Monitoring and understanding social emotions

By Gong Weigang, Zhuang Yonggai / 02-26-2024 / Chinese Social Sciences Today

Emojis are used to express emotions on social media. Photo: TUCHONG

Social emotions serve as a barometer for assessing the functioning of the social system. Significant public events often trigger drastic shifts in social emotions. For instance, during times of war, the public may experience feelings of helplessness and despair. Enhancing social governance capabilities becomes imperative in response to these changes. Comprehensive data and advanced methodologies lay the foundation for monitoring and understanding social emotions, which can be improved by adopting appropriate perspectives and approaches.

Data and methodology

In social science research, due to the lack of comprehensive data, social systems, which are vast and intricate, are typically analyzed based on a subset of elements. However, in the era of big data, the wide range of internet-based information offers insights into the activities of a majority of society. For example, the widespread use of platforms like WeChat in China provides valuable data on user activities and the emotional information they leave behind, reflecting the circumstances of the population.

Various machine learning methods and natural language processing algorithms serve as excellent tools for analyzing non-traditionally structured data, such as internet big data. In particular, large language models greatly facilitate semantic understanding and sentiment analysis of text.

Perspective and approach

Several key perspectives contribute to the understanding of social emotions in the era of social transformation. Firstly, the structural narrative perspective of sociology should be flexibly adopted. Structural narrative helps analyze the influence of structural characteristics on social emotions. Conversely, analysis of social emotions can reveal the structural characteristics of society.

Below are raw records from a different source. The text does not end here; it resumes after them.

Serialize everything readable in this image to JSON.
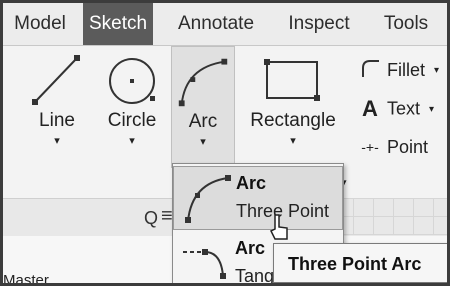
{
  "tabs": [
    {
      "label": "Model"
    },
    {
      "label": "Sketch",
      "active": true
    },
    {
      "label": "Annotate"
    },
    {
      "label": "Inspect"
    },
    {
      "label": "Tools"
    }
  ],
  "ribbon": {
    "tools": [
      {
        "label": "Line",
        "icon": "line-icon"
      },
      {
        "label": "Circle",
        "icon": "circle-icon"
      },
      {
        "label": "Arc",
        "icon": "arc-three-point-icon"
      },
      {
        "label": "Rectangle",
        "icon": "rectangle-icon"
      }
    ],
    "dropdown_glyph": "▾",
    "small_tools": [
      {
        "label": "Fillet",
        "icon": "fillet-icon",
        "has_dropdown": true
      },
      {
        "label": "Text",
        "icon": "text-icon",
        "glyph": "A",
        "has_dropdown": true
      },
      {
        "label": "Point",
        "icon": "point-icon",
        "glyph": "-+-"
      }
    ]
  },
  "arc_dropdown": {
    "items": [
      {
        "title": "Arc",
        "subtitle": "Three Point",
        "icon": "arc-three-point-icon"
      },
      {
        "title": "Arc",
        "subtitle": "Tang",
        "icon": "arc-tangent-icon"
      }
    ]
  },
  "tooltip": {
    "text": "Three Point Arc"
  },
  "browser": {
    "search_glyph": "Q",
    "menu_glyph": "≡",
    "master_label": "Master"
  },
  "colors": {
    "active_tab": "#5b5b5b",
    "ribbon_bg": "#f3f3f3",
    "highlight": "#dcdcdc"
  }
}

To illustrate, research by the author shows a close correlation between social structure and anxiety, resentment, and similar emotions. Anxiety, for instance, is particularly prevalent among certain groups such as entrepreneurs. The distribution of social emotions is closely related to the life circumstances and pressures faced by different groups in times of social transformation.

Secondly, it is important to focus on significant public events. During relatively stable periods, public emotional expression tends to be limited, making it challenging to identify important patterns. On the contrary, significant public events usually activate various latent social emotions, which is crucial to grasping public opinion in the process of social governance.

The occurrence and evolution of significant public events often result in the concentration of public attention and the eruption of social emotions. When various stances, attitudes, and viewpoints compete for attention, latent regularities and structural characteristics of the social system can be observed. In contrast, it is difficult to uncover underlying currents during calm periods when the social system’s elements are dispersed and lack aggregated interaction.

Meanwhile, diverse viewpoints and forces interact in a variety of ways as significant public events unfold, which could become an outlet for pent-up emotions. Without prompt social control and guidance, this can lead to secondary disasters, threatening social stability.

The author’s analysis of social media big data from 2020 to 2022 reveals that panic, anxiety, and depression were the prevailing social emotions during this period, particularly in the first half of 2020. Subsequent observations indicate a decrease in the intensity of these emotional fluctuations, albeit to a lesser extent. Social psychology recognizes distinct phases of crisis, characterized by panic, anxiety, and depression, followed by a return to a state of calmness. These emotional transitions are closely related to government actions and measures taken at the societal level.

Thirdly, it is necessary to closely examine the impact of great power competition and economic conditions on social emotions. While established research on social mentality primarily concentrates on the context of social transformation, great power competition has emerged as an essential determinant of social emotions, particularly as the world is experiencing accelerating and unprecedented changes. In the internet era, social mentality and social cognition constitute important fields of great power competition. The integration of cognitive interference and manipulation with competition in physical domains has considerable impact on social mentality.

Research has demonstrated that the impact of economic conditions on social mentality cannot be ignored. Dynamic monitoring and early warning of social emotions aimed at maintaining social stability are critical to social governance during periods of economic downturn, which often witness the intensification of social conflicts and an increase in social ills.

Lastly, the analysis of social emotions needs to consider the social context of digital transformation. The internet has ushered human society into a highly emotional era, with frequent outbursts of frenzy and large-scale contagion of anxiety on social media platforms. This era presents a unique landscape that has not been witnessed in social science research before.

Big data consolidates the trickle of information in social life into an ocean of data. In such an era, a fundamental issue for sociology is to leverage the robust information processing capabilities of cloud computing to analyze massive amounts of internet data, thereby gaining insights into the evolving patterns of social emotions.

Gong Weigang (associate professor) is from the School of Sociology at Wuhan University. Zhuang Yonggai is from the School of Journalism and Communication at Wuhan University.